‘The ravine!’ he shouted, and she saw it wide before her. It gaped, a steep-sided crack in the hillside, possibly a scar of the same quake that had levelled parts of Kelsingra. She started to slow, to turn to elude him, but he was too close behind her. ‘Don’t be stupid!’ he shouted, but it wasn’t, she decided, it wasn’t stupid at all.
She snapped her wings open, managed two down-beats that nearly lifted her off her feet and then she leapt. For a dizzying moment, there was nothing under her feet save the sudden drop-off. In the ravine far below her, she glimpsed a narrow, rushing stream cutting its way toward the river. Three more beats of her wings lifted her and then, as she lost focus and altitude in amazement at what she had done, the meadow on the other side seemed to reach up for her. She landed running, caught herself, skidded to a halt on her knees and then turned. ‘Tats! I flew! I really flew, it wasn’t just a jump. I flew!’
Tats had halted on the other side of the cleft in the earth. He was staring at her, a very strange expression on his face. Abruptly, he turned away. He walked off and then, putting his head down and pumping his arms, he ran from her.
She watched him go. Her heart that had been beating so wildly with joy and excitement now seemed to pump coldness through her body. Too strange. She was too strange for him. She glanced down at the black claws on her hands that had set her apart since the day she was born. She had always been too strange, too Changed by the Rain Wilds. The wings and the flight had been too much even for loyal Tats. Tears stung her eyes as she watched him go.
A shrill keening turned her eyes upward. Yes. Mercor had caught Sintara. Joined, they circled high above her. She shook her head, tried to clear it of the dragon’s heat that she had experienced so clearly. Time to be practical. Her bow. Had she dropped her bow in her wild flight from Tats? Where? On the other side?
She looked back the way she had come and saw Tats coming at her. He had gone up the hill slightly and now was running back down it in silence. His teeth were gritted in determination. ‘The gully!’ She shrieked the warning at him, but it was too late. In two strides he reached it and flung himself forward in a wild leap.

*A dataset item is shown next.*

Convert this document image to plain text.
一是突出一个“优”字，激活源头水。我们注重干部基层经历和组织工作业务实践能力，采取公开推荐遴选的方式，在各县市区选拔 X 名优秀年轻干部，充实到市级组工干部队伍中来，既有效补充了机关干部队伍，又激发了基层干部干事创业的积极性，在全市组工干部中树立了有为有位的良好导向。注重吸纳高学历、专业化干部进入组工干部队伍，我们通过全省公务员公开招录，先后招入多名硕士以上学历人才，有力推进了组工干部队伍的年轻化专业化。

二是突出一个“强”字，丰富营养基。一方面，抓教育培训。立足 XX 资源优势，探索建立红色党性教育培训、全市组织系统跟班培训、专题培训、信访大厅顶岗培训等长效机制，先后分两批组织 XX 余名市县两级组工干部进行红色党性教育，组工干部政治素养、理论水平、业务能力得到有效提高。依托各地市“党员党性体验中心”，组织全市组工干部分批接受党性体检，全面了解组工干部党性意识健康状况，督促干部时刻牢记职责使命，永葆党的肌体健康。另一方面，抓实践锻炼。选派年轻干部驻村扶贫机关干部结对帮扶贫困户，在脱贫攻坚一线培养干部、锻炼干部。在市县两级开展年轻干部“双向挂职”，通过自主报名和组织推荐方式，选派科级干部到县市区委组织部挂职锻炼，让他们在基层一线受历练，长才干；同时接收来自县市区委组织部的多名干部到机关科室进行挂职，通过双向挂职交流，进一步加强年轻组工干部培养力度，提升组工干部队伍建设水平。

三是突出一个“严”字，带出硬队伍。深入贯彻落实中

He couldn’t possibly make it.
But he did.
He hit on his feet, tucked his head down, rolled in a wild somersault and came up on his feet again. His impetus carried him forward and he crashed into her. But as his arms wrapped around her and he carried her to the ground with him, she knew it was no accident. ‘Caught you,’ he said.
The impact had driven the breath from her body. She gasped in air and, ‘Yes,’ she answered. ‘You have. At last.’ She saw his eyes widen. Then, as she took a deeper breath, his mouth covered hers. She closed her eyes, feeling his weight on her, smelling him, pulling him closer. The sun was above them, warming the whole world, and the only sound she heard was the joyous trumpeting of dragons.
EPILOGUE
Tintaglia awoke in mid-morning. She lifted her head and looked at the sun. Then she rose and stretched and limbered her wings. The same restlessness that had afflicted her for the last ten days filled her again. It grew stronger as the sun rose higher.
She had chosen to sleep high on a rocky ridge on the cliffs behind Kelsingra after her morning kill. She had felt an urgency when she had first awakened, but dismissed it as only hunger. But now, fed, rested and awake, heritage memories were stirring in her. She studied the sun’s position in the sky. Yes.
She smelled him in the waft of his wings on the wind. She turned to watch Kalo circling slowly down to alight beside her. The blue-black drake had grown since she had first encountered him and would continue to grow for all the days of his life. He took two steps toward her and extended his neck, snuffling the air around her.
IceFyre swept past them. He knew better than to attempt to land near her. Kalo had established that with him in several bloody battles. But the old dragon was within his rights and knew it. ‘Today!’ he trumpeted the word as he overshadowed them briefly.
Downhill of them she saw other dragons lift their heads from where they had been dozing on the rocky cliffs. Far below them, in the city, she knew that the keepers would be pausing in their coming and going, stopping their ant-hill lives to stare up in wonder.
Kalo stared at her, his eyes spinning possessively.